Elle n’avait pas encore compris. Mais les loups, eux, savaient. Je m’adressais directement à eux.

_ « J’ai fait ça. » leur confirmais-je. « J’ai un pouvoir, très puissant et dévastateur. Je m’en suis servi pour nous protéger. Je … je n’ai pas pu faire autrement. » soupirais-je.

La bouche de Renesmée s’arrondit sous l’effet de la surprise.

Soudain, j’entendis un bruit venant de la vallée. Les loups l’avaient perçu aussi car leurs oreilles se dressèrent immédiatement. 

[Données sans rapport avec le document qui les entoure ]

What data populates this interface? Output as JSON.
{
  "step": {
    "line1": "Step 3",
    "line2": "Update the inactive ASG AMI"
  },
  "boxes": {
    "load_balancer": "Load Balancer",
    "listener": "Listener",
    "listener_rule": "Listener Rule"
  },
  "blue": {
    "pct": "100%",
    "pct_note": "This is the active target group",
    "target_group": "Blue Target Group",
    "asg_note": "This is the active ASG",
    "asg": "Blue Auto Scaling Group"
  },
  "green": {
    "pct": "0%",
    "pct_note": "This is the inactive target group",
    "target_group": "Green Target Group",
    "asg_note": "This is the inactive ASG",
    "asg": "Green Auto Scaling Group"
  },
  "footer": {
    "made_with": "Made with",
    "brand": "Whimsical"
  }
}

_ « Ils arrivent » chuchotais-je. « Partez, vite ! » m’alarmais-je.

Les deux loups se précipitèrent sur Desmond et le remirent sur ses pattes à mon grand soulagement. Il était chancelant mais tenait sur ses pattes. Ils encadrèrent Desmond pour le faire avancer.

Renesmée s’approcha de moi et me prit la main.

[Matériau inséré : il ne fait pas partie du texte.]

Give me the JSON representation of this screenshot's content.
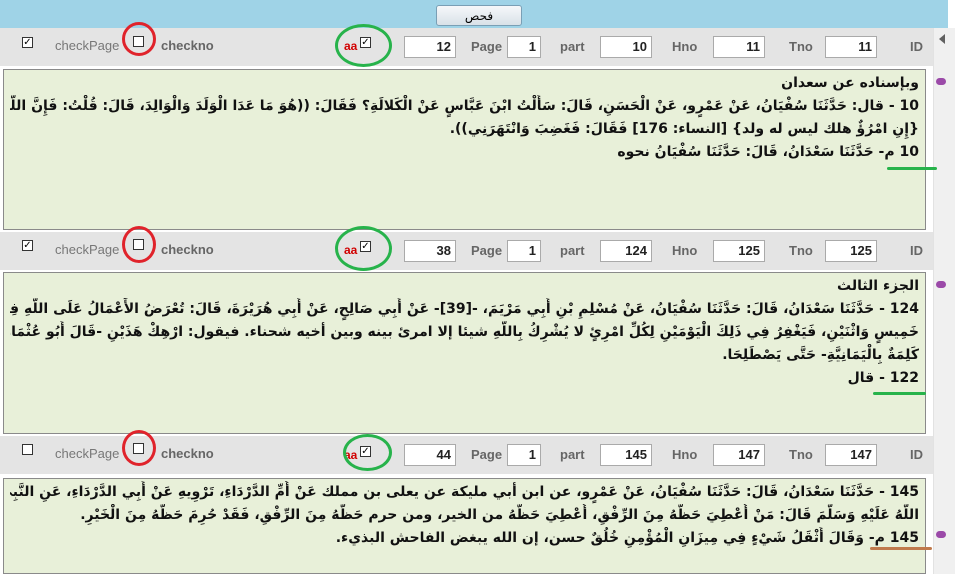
{
  "toolbar": {
    "check_label": "فحص"
  },
  "labels": {
    "checkpage": "checkPage",
    "checkno": "checkno",
    "page": "Page",
    "part": "part",
    "hno": "Hno",
    "tno": "Tno",
    "id": "ID",
    "aa": "aa"
  },
  "records": [
    {
      "checked": true,
      "checkpage_checked": false,
      "aa_checked": true,
      "page": "12",
      "part": "1",
      "hno": "10",
      "tno": "11",
      "id": "11",
      "lines": [
        "وبإسناده عن سعدان",
        "10 - قال: حَدَّثَنَا سُفْيَانُ، عَنْ عَمْرٍو، عَنْ الْحَسَنِ، قَالَ: سَأَلْتُ ابْنَ عَبَّاسٍ عَنْ الْكَلالَةِ؟ فَقَالَ: ((هُوَ مَا عَدَا الْوَلَدَ وَالْوَالِدَ، قَالَ: قُلْتُ: فَإِنَّ اللَّهَ يَقُولُ:",
        "{إِنِ امْرُؤٌ هلك ليس له ولد} [النساء: 176] فَقَالَ: فَغَضِبَ وَانْتَهَرَنِي)).",
        "10 م- حَدَّثَنَا سَعْدَانُ، قَالَ: حَدَّثَنَا سُفْيَانُ نحوه"
      ]
    },
    {
      "checked": true,
      "checkpage_checked": false,
      "aa_checked": true,
      "page": "38",
      "part": "1",
      "hno": "124",
      "tno": "125",
      "id": "125",
      "lines": [
        "الجزء الثالث",
        "124 - حَدَّثَنَا سَعْدَانُ، قَالَ: حَدَّثَنَا سُفْيَانُ، عَنْ مُسْلِمِ بْنِ أَبِي مَرْيَمَ، -[39]- عَنْ أَبِي صَالِحٍ، عَنْ أَبِي هُرَيْرَةَ، قَالَ: تُعْرَضُ الأَعْمَالُ عَلَى اللَّهِ فِي كُلِّ يَوْمِ",
        "خَمِيسٍ وَاثْنَيْنِ، فَيَغْفِرُ فِي ذَلِكَ الْيَوْمَيْنِ لِكُلِّ امْرِئٍ لا يُشْرِكُ بِاللَّهِ شيئا إلا امرئ بينه وبين أخيه شحناء. فيقول: ارْهِكْ هَذَيْنِ -قَالَ أَبُو عُثْمَانَ هِيَ",
        "كَلِمَةٌ بِالْيَمَانِيَّةِ- حَتَّى يَصْطَلِحَا.",
        "122 - قال"
      ]
    },
    {
      "checked": false,
      "checkpage_checked": false,
      "aa_checked": true,
      "page": "44",
      "part": "1",
      "hno": "145",
      "tno": "147",
      "id": "147",
      "lines": [
        "145 - حَدَّثَنَا سَعْدَانُ، قَالَ: حَدَّثَنَا سُفْيَانُ، عَنْ عَمْرٍو، عن ابن أبي مليكة عن يعلى بن مملك عَنْ أُمِّ الدَّرْدَاءِ، تَرْوِيهِ عَنْ أَبِي الدَّرْدَاءِ، عَنِ النَّبِيِّ صَلَّى",
        "اللَّهُ عَلَيْهِ وَسَلَّمَ قَالَ: مَنْ أُعْطِيَ حَظَّهُ مِنَ الرِّفْقِ، أُعْطِيَ حَظَّهُ من الخير، ومن حرم حَظَّهُ مِنَ الرِّفْقِ، فَقَدْ حُرِمَ حَظَّهُ مِنَ الْخَيْرِ.",
        "145 م- وَقَالَ أَثْقَلُ شَيْءٍ فِي مِيزَانِ الْمُؤْمِنِ خُلُقٌ حسن، إن الله يبغض الفاحش البذيء."
      ]
    }
  ],
  "colors": {
    "header_bg": "#e4e4e4",
    "content_bg": "#e8f0d9",
    "topbar_bg": "#9fd3e7",
    "red_marker": "#e0232b",
    "green_marker": "#27b34b",
    "purple_marker": "#9b4aa8",
    "orange_underline": "#c07a4c"
  }
}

 _ « Transmets ça à mes parents » me dit-elle.

Je la regardais sans comprendre lorsqu’un flot de visions m’assaillirent. Je compris rapidement que cela émanait de Renesmée.

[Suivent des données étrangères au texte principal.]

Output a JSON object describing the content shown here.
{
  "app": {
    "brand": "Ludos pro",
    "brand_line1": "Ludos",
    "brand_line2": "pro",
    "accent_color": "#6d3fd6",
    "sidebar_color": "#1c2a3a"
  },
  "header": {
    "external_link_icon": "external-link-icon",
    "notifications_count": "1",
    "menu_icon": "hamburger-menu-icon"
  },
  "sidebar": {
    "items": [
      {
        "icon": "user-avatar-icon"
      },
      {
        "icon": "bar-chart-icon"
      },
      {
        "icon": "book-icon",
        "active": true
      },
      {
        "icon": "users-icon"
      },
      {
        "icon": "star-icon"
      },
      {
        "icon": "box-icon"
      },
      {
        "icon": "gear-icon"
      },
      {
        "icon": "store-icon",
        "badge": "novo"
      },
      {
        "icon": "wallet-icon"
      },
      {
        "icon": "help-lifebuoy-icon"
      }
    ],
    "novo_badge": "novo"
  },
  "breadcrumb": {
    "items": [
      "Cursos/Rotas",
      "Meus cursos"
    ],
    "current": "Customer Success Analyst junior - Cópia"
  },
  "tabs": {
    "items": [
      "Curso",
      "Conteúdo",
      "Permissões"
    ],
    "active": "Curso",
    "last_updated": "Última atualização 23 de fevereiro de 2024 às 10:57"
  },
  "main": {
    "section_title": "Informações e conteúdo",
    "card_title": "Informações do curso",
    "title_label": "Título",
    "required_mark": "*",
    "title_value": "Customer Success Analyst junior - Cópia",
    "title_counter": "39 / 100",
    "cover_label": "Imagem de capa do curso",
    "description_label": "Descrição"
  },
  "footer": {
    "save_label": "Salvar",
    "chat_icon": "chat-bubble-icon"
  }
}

Je la vis raccrocher un combiné de téléphone. Quelque chose n’allait pas, elle le sentait jusqu’au plus profond de sa chair. Dans ses rêves, elle voyait sa mère en grave danger. Elle se réveillait tremblante et en proie à la panique au beau milieu de la nuit. Jacob tentait de la réconforter mais rien n’y faisait. Elle avait cette sensation au fond d’elle, ce signal d’alarme. Elle finit par le convaincre de rentrer à la maison. Seth, leur ami de toujours, avait proposé de les accompagner. Ils avaient alors entrepris ce long voyage. Quand ils étaient arrivés, la nuit dernière, il avaient trouvé un manoir déserté. Jacob et Seth avaient détecté les odeurs de vampires inconnus. Aussitôt, les pires craintes de Renesmée se réalisaient. Ils avaient décidé de suivre les traces mais ils avaient vite senti les odeurs de loups-garous.  Malgré leur perplexité, ils avaient continué à remonter les traces toute la nuit et le jour suivant.  A la nuit tombée, ils entendirent une longue plainte. Ils se dirigèrent vers le son et nous découvrirent, Desmond et moi, blottis l’un conte l’autre au milieu d’une clairière en proie aux flammes.

Renesmée me relâcha. Je vacillais sous l’afflux d’information. Lorsque je relevais la tête, elle s’éloignait déjà vers Jacob.

_ « Je… je leur transmettrais. » lui lançais-je.

_ « Nous rentrons à La Push. Nous attendrons de vos nouvelles là-bas. »

_ « Merci… Vraiment. »

Elle se retourna vivement et monta sur le dos de Jacob. Il n’y avait plus une minute à perdre. Desmond me lança un dernier regard. Je lui fis un petit signe puis ils disparurent tous les quatre dans la forêt.